Sesungguh bukan perkara yang mudah bagi PR dan lawyer untuk melakukan sebuah aliansi menyelamatkan citra perusahaan atau tokoh selebriti yang dilanda krisis citra. Hal itu karena fungsi dan peran kedua profesi ini memang berbeda. Justru itulah kenapa topik “ Sinergi Hukum dan public Relations dalam penyelesaian masalah korporasi “ ini yang dipilih sebagai materi diskusi Komunitas Public Relations Solo Raya (ProSolo) pada Selasa 6 Juli 2010 di Sukoharjo Room Sahid Jaya Hotel Solo.
Diskusi ini dihadiri oleh puluhan public relations, praktisi hukum , dosen dan mahasiswa berlangsung seru dan menarik.

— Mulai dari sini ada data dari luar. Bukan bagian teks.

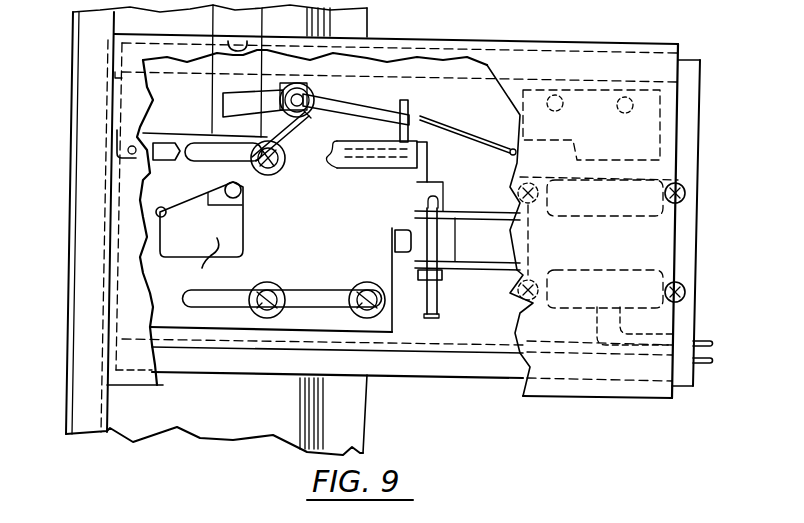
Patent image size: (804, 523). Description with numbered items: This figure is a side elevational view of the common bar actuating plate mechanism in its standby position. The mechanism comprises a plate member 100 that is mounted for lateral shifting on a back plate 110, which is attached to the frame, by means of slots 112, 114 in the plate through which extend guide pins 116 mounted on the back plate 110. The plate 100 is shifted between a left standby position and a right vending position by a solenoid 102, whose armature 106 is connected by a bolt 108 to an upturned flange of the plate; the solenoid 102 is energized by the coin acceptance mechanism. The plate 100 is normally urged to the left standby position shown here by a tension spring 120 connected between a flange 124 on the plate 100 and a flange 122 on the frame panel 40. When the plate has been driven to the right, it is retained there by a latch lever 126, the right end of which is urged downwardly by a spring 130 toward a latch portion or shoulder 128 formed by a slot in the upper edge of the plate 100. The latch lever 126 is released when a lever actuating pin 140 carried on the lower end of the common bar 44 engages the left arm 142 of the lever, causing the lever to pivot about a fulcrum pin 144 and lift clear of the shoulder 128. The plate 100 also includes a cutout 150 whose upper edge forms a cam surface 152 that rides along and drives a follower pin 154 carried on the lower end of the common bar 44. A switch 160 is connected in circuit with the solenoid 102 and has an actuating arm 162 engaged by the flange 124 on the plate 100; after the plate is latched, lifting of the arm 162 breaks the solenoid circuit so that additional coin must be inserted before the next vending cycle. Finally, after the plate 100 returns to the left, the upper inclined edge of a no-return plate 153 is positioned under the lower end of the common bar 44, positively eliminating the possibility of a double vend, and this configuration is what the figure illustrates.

The frame panel 40 is at (60, 267).
The common bar 44 is at (263, 24).
The plate member 100 is at (366, 350).
The solenoid 102 is at (648, 282).
The armature 106 is at (493, 224).
The bolt 108 is at (424, 228).
The back plate 110 is at (485, 322).
The slot 112 is at (230, 162).
The slot 114 is at (336, 266).
The guide pin 116 is at (262, 175).
The tension spring 120 is at (385, 169).
The flange 122 is at (117, 134).
The flange 124 is at (428, 163).
The latch lever 126 is at (409, 105).
The latch portion or shoulder 128 is at (284, 158).
The spring 130 is at (376, 115).
The lever actuating pin 140 is at (229, 41).
The left arm 142 is at (223, 101).
The fulcrum pin 144 is at (281, 94).
The cutout 150 is at (228, 221).
The cam surface 152 is at (166, 215).
The no-return plate 153 is at (203, 262).
The follower pin 154 is at (240, 196).
The switch 160 is at (648, 131).
The actuating arm 162 is at (465, 132).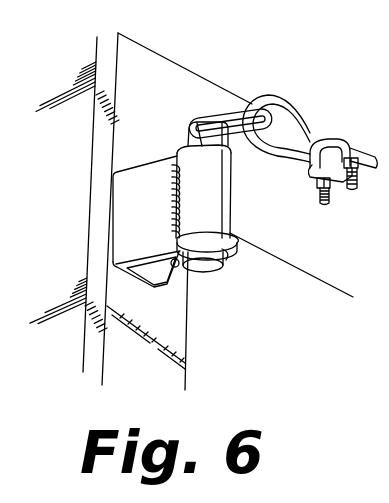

Bagi PR, pengadilan sesungguhnya adalah opini publik, dengan masyarakat luas yang menjadi hakimnya. Dalam menghadapi “pengadilan” ini, PR menyarankan perusahaan apa yang sebaiknya dilakukan agar citra perusahaan tidak semakin jatuh di mata masyarakat. PR membuat statement untuk mengundang simpati publik.
Sementara bagi lawyer, pengadilan adalah pengadilan formal seperti yang ada dalam system peradilan. Tugas pengacara untuk membuat saran apa yang seharusnya dilakukan oleh perusahaan agar benar di depan hukum. Lawyer akan mengatur kliennya agar dapat tampil efektif di pengadilan. Lawyer dengan segala kemampuannya berusaha membebaskan kliennya dari tuduhan. Dalam hal ini lawyer tidak memiliki tanggung jawab untuk mengelola opini publik.
Meski ruang pengadilan berbeda, namun sesungguhnya lawyer dan PR sebenarnya harus berjalan beriringan. Kalau tidak, maka seperti yang terjadi pada kasus Prita Mulyasari vs RS Omni International. Dalam kasus ini, bagaimana perusahaan mendapatkan kemenangan di pengadilan namun gagal di “pengadilan” lain. RS Omni International menang di pengadilan legal formal tetapi kalah telal di pengadilan masyarakat. Hal itu bisa terlihat dari tidak ada secuilpun simpati public yang diperoleh perusahaan itu.
Padahal, keberlangsungan sebuah perusahaan tentu tak hanya selesai pada saat memenangkan perkara di pengadilan. Apalah artinya perusahaan itu memenangi pengadilan legal bila gagal merebut hati customer? Oleh karena itu sinergi antara pengacara dan PR mutlak perlu dalam penyelesaian kasus-kasus semacam ini.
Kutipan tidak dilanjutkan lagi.